Harvie J. Belser, Clyde R. Brown, Bonifry, and Davenport, Johnston, Harris & Urquhart, Panama City, for appellee.


Defendant-appellant in this negligence action seeks reversal of a final judgment for plaintiff-appellee on the ground that the evidence is insufficient to support the verdict and judgment rendered thereon. We affirm.

The thrust of appellant's argument is that the demonstrative evidence before the jury is such that it was required to reject plaintiff's testimony to the effect that defendant's passenger bus, which was involved in a collision with an automobile driven by plaintiff, was carelessly operated at an excessive speed and into plaintiff's lane of travel on a public highway; citing Florida Power Corporation v. Willis, 112 So.2d 15 (Fla.App. 1959), for the rule that plaintiff's uncorroborated testimony as to how a collision occurred will not support a verdict in his favor when there is unimpeached testimony to the contrary. We have carefully reviewed the record and conclude that the cited case is not in point because the factual issues in this case are not so narrowly drawn as in Willis.

In the instant case there is conflicting evidence as to the point of impact on the highway, as to the speed of the bus, as to the distance of the bus from plaintiff's automobile when plaintiff drove it onto the highway, as to whether the brakes on the bus were defective, as to the position of the bus when the brakes were first applied, and whether the bus was being operated at an excessive speed under the circumstances. Appellant's argument that appellee presented only one witness to the facts concerning the accident, while appellant presented three, is of course spurious.

This court cannot substitute its conclusions for that of the jury on controverted questions of fact; and the rule is too well established to require citation of authority that the conclusions of the jury will not be disturbed on appeal if there is any competent evidence in the record to support same. We find from the transcript of the testimony before the jury in this case that it was adequate to support the verdict. The learned trial judge concisely summed up the matter of conflicting evidence when in response to a statement of counsel for appellant that the case should not be permitted to go to the jury he said: "That is, if you believe your witnesses and disbelieve the other side. That is not my province but, rather a question for the jury."

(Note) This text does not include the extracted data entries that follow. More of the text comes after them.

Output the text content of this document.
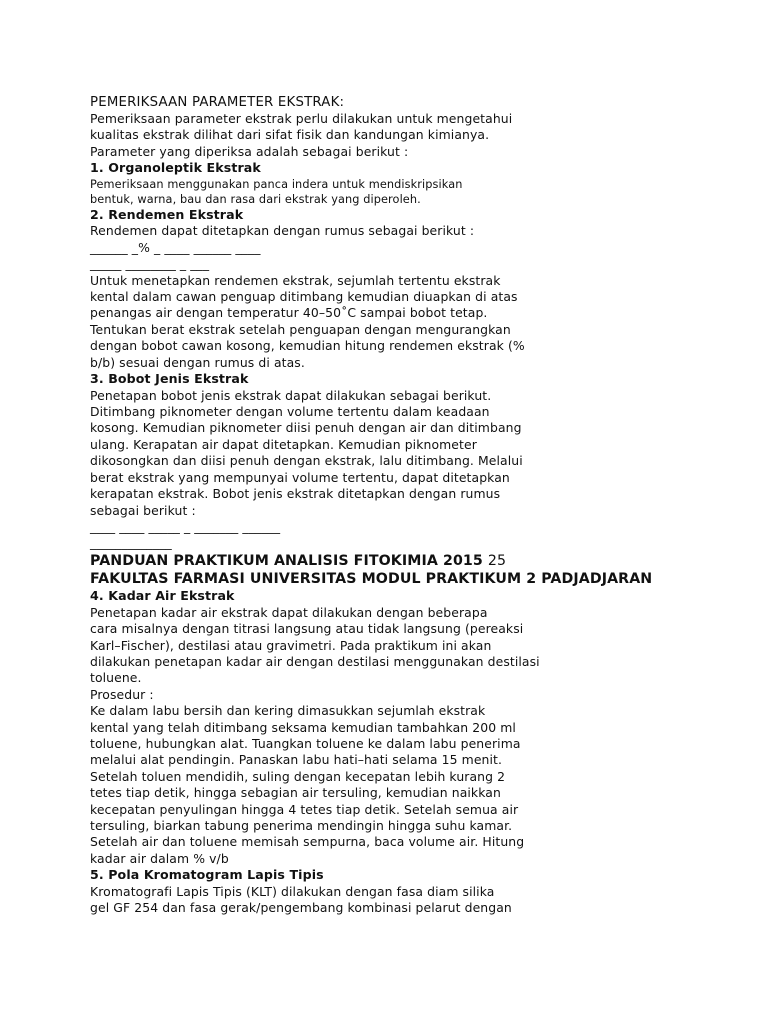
PEMERIKSAAN PARAMETER EKSTRAK:
Pemeriksaan parameter ekstrak perlu dilakukan untuk mengetahui
kualitas ekstrak dilihat dari sifat fisik dan kandungan kimianya.
Parameter yang diperiksa adalah sebagai berikut :
1. Organoleptik Ekstrak
Pemeriksaan menggunakan panca indera untuk mendiskripsikan
bentuk, warna, bau dan rasa dari ekstrak yang diperoleh.
2. Rendemen Ekstrak
Rendemen dapat ditetapkan dengan rumus sebagai berikut :
______ _% _ ____ ______ ____
_____ ________ _ ___
Untuk menetapkan rendemen ekstrak, sejumlah tertentu ekstrak
kental dalam cawan penguap ditimbang kemudian diuapkan di atas
penangas air dengan temperatur 40–50˚C sampai bobot tetap.
Tentukan berat ekstrak setelah penguapan dengan mengurangkan
dengan bobot cawan kosong, kemudian hitung rendemen ekstrak (%
b/b) sesuai dengan rumus di atas.
3. Bobot Jenis Ekstrak
Penetapan bobot jenis ekstrak dapat dilakukan sebagai berikut.
Ditimbang piknometer dengan volume tertentu dalam keadaan
kosong. Kemudian piknometer diisi penuh dengan air dan ditimbang
ulang. Kerapatan air dapat ditetapkan. Kemudian piknometer
dikosongkan dan diisi penuh dengan ekstrak, lalu ditimbang. Melalui
berat ekstrak yang mempunyai volume tertentu, dapat ditetapkan
kerapatan ekstrak. Bobot jenis ekstrak ditetapkan dengan rumus
sebagai berikut :
____ ____ _____ _ _______ ______
_____________
PANDUAN PRAKTIKUM ANALISIS FITOKIMIA 2015 25
FAKULTAS FARMASI UNIVERSITAS MODUL PRAKTIKUM 2 PADJADJARAN
4. Kadar Air Ekstrak
Penetapan kadar air ekstrak dapat dilakukan dengan beberapa
cara misalnya dengan titrasi langsung atau tidak langsung (pereaksi
Karl–Fischer), destilasi atau gravimetri. Pada praktikum ini akan
dilakukan penetapan kadar air dengan destilasi menggunakan destilasi
toluene.
Prosedur :
Ke dalam labu bersih dan kering dimasukkan sejumlah ekstrak
kental yang telah ditimbang seksama kemudian tambahkan 200 ml
toluene, hubungkan alat. Tuangkan toluene ke dalam labu penerima
melalui alat pendingin. Panaskan labu hati–hati selama 15 menit.
Setelah toluen mendidih, suling dengan kecepatan lebih kurang 2
tetes tiap detik, hingga sebagian air tersuling, kemudian naikkan
kecepatan penyulingan hingga 4 tetes tiap detik. Setelah semua air
tersuling, biarkan tabung penerima mendingin hingga suhu kamar.
Setelah air dan toluene memisah sempurna, baca volume air. Hitung
kadar air dalam % v/b
5. Pola Kromatogram Lapis Tipis
Kromatografi Lapis Tipis (KLT) dilakukan dengan fasa diam silika
gel GF 254 dan fasa gerak/pengembang kombinasi pelarut dengan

The appellant by its brief states that plaintiff's claim for damages as distinguished from liability was virtually uncontested and that in closing argument plaintiff's counsel presented an excellent summary of damages totaling $9,700.00. From this premise it argues that the jury verdict for $6,000.00 demonstrates that the jury applied the theory of comparative negligence to its verdict. This argument standing alone and without any assignment of error or statement of a point of law involved on the appeal is specious in character.

It would serve no useful purpose to detail the conflicts of evidence from which the jury was entitled to draw, as it did, conclusions of fact and assess damages upon arriving at a verdict for the plaintiff. The trial judge was eminently correct in denying the appellant-defendant's motions for directed verdict made in the course of the trial, its post-trial motion for a judgment in accordance with its motions for directed verdict, and motion for a new trial.


RAWLS, C.J., and STURGIS and JOHNSON, JJ., concur.